Ceci n'est pas une critique
"Abigaïl prit l'habitude de venir chaque jour s'assoir sur mon lit au fond de la piscine pour prendre une collation, biscotte ou petit-beurre, et la nuit, je sentais rouler sous ma peau les miettes échappées de ses dents enfantines, qui aiguillonnaient mes désirs criminels embrassant mes insomnies en des érections congestives. Je lui montrais comment je dessinais les aiguilles à coudre d'un trait, et moins le chas en était perceptible, plus elle éclatait d'un rire inaudible et nerveux et m'applaudissait se jetant en arrière sur ma couche.
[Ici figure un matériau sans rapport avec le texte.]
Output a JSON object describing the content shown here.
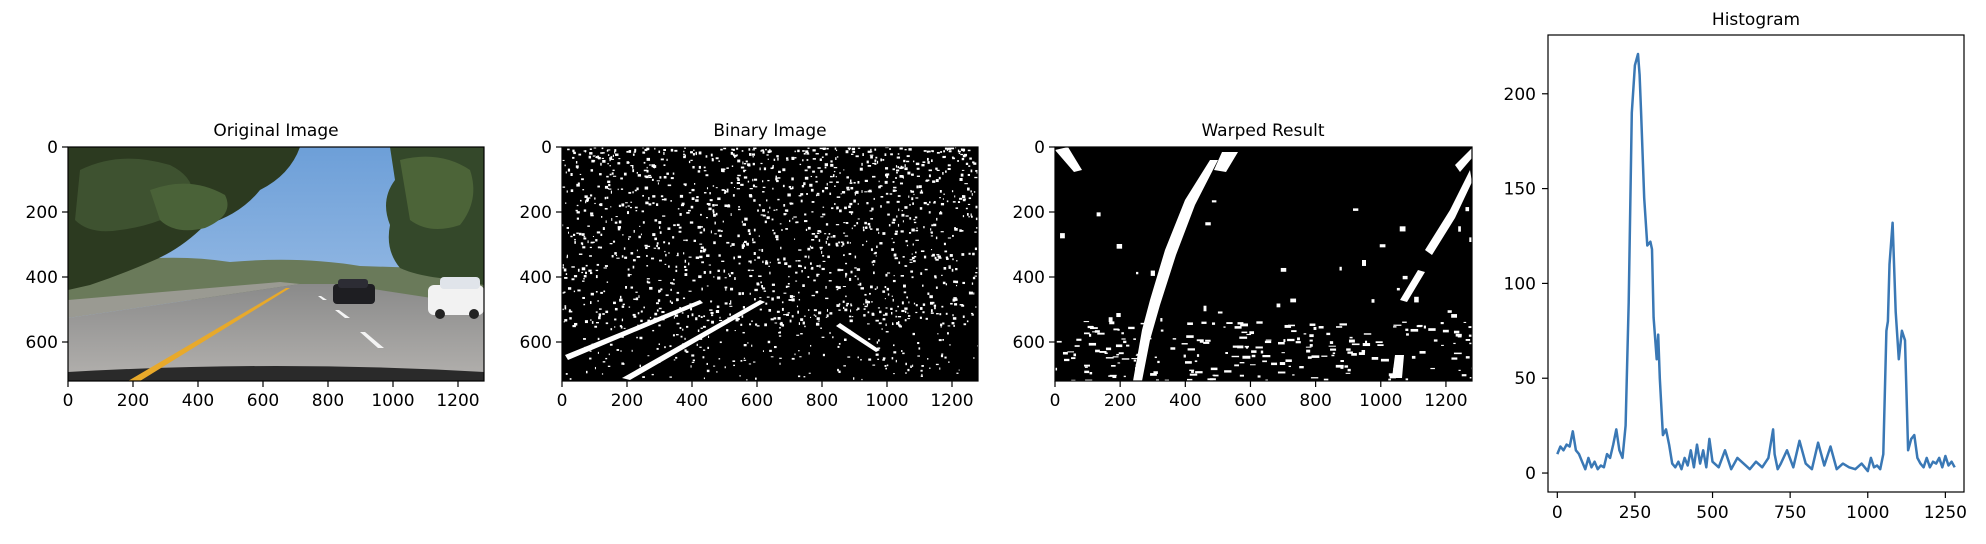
{
  "figure": {
    "panels": [
      {
        "id": "original",
        "title": "Original Image",
        "type": "image",
        "xticks": [
          "0",
          "200",
          "400",
          "600",
          "800",
          "1000",
          "1200"
        ],
        "yticks": [
          "0",
          "200",
          "400",
          "600"
        ]
      },
      {
        "id": "binary",
        "title": "Binary Image",
        "type": "image",
        "xticks": [
          "0",
          "200",
          "400",
          "600",
          "800",
          "1000",
          "1200"
        ],
        "yticks": [
          "0",
          "200",
          "400",
          "600"
        ]
      },
      {
        "id": "warped",
        "title": "Warped Result",
        "type": "image",
        "xticks": [
          "0",
          "200",
          "400",
          "600",
          "800",
          "1000",
          "1200"
        ],
        "yticks": [
          "0",
          "200",
          "400",
          "600"
        ]
      }
    ],
    "colors": {
      "line": "#3a78b5",
      "image_bg": "#000000",
      "lane_yellow": "#e8a92a"
    }
  },
  "chart_data": {
    "type": "line",
    "title": "Histogram",
    "xlabel": "",
    "ylabel": "",
    "xlim": [
      -30,
      1310
    ],
    "ylim": [
      -10,
      231
    ],
    "xticks": [
      0,
      250,
      500,
      750,
      1000,
      1250
    ],
    "yticks": [
      0,
      50,
      100,
      150,
      200
    ],
    "grid": false,
    "x": [
      0,
      10,
      20,
      30,
      40,
      50,
      60,
      70,
      80,
      90,
      100,
      110,
      120,
      130,
      140,
      150,
      160,
      170,
      180,
      190,
      200,
      210,
      220,
      230,
      240,
      250,
      260,
      265,
      270,
      280,
      290,
      300,
      305,
      310,
      320,
      325,
      330,
      340,
      350,
      360,
      370,
      380,
      390,
      400,
      410,
      420,
      430,
      440,
      450,
      460,
      470,
      480,
      490,
      500,
      520,
      540,
      560,
      580,
      600,
      620,
      640,
      660,
      680,
      695,
      700,
      710,
      720,
      740,
      760,
      780,
      800,
      820,
      840,
      860,
      880,
      900,
      920,
      940,
      960,
      980,
      1000,
      1010,
      1020,
      1030,
      1040,
      1050,
      1060,
      1065,
      1070,
      1080,
      1090,
      1100,
      1110,
      1120,
      1130,
      1140,
      1150,
      1160,
      1170,
      1180,
      1190,
      1200,
      1210,
      1220,
      1230,
      1240,
      1250,
      1260,
      1270,
      1280
    ],
    "y": [
      10,
      14,
      12,
      15,
      14,
      22,
      12,
      10,
      6,
      2,
      8,
      3,
      6,
      2,
      4,
      3,
      10,
      8,
      15,
      23,
      12,
      8,
      25,
      90,
      190,
      215,
      221,
      210,
      190,
      145,
      120,
      122,
      118,
      82,
      60,
      73,
      50,
      20,
      23,
      15,
      5,
      3,
      6,
      2,
      8,
      4,
      12,
      3,
      15,
      5,
      12,
      3,
      18,
      6,
      3,
      12,
      2,
      8,
      5,
      2,
      6,
      3,
      8,
      23,
      10,
      2,
      5,
      12,
      3,
      17,
      5,
      2,
      16,
      4,
      14,
      2,
      5,
      3,
      2,
      5,
      1,
      8,
      3,
      4,
      2,
      10,
      75,
      80,
      110,
      132,
      85,
      60,
      75,
      70,
      12,
      18,
      20,
      8,
      5,
      3,
      8,
      3,
      6,
      5,
      8,
      3,
      9,
      4,
      6,
      3
    ]
  }
}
Une nuit elle vint glisser contre moi sa chair de poulette hérissée au froid polaire du grand hall, et c'est ainsi sur un lit de camp au fond d'une piscine vide où tombaient des étoiles diffuses, que les seuls mots d'amour qu'il m'arriva jamais de prononcer dans ma vie le furent à l'oreille de cette petite sourde-muette. J'y mêlais dans ma frénésie des obscénités effroyables qui sortaient comme d'un ventriloque de mes mâchoires crispées tandis qu'en des excitations asphyxiques et des tentatives orgasmiques instinctuelles s'exaspérait sous moi et hurlait en silence la petite Abigaïl ! Je ne pus achever. Par crainte de l'expulsion que je crus imminente d'une flatuosité qui me vint torturer les entrailles à cet instant précis où j'allais rendre l'âme, et dont je redoutais la pestilence, ravalant mon orgasme en pleurant, je m'arrachai à ma saillie. Et ces quelques grammes de millilitres de semence me remontèrent au cerveau, y provoquant une lésion maligne dont je ressens toujours les séquelles en des flashbacks éblouissants. Longtemps en vain ai-je essayé, par des masturbations expéditives, de crever cet abcès qui embrasait mon crâne, mais jamais le lait tiède et caille qui en sortit ne fut celui brûlant de ce soir exemplaire."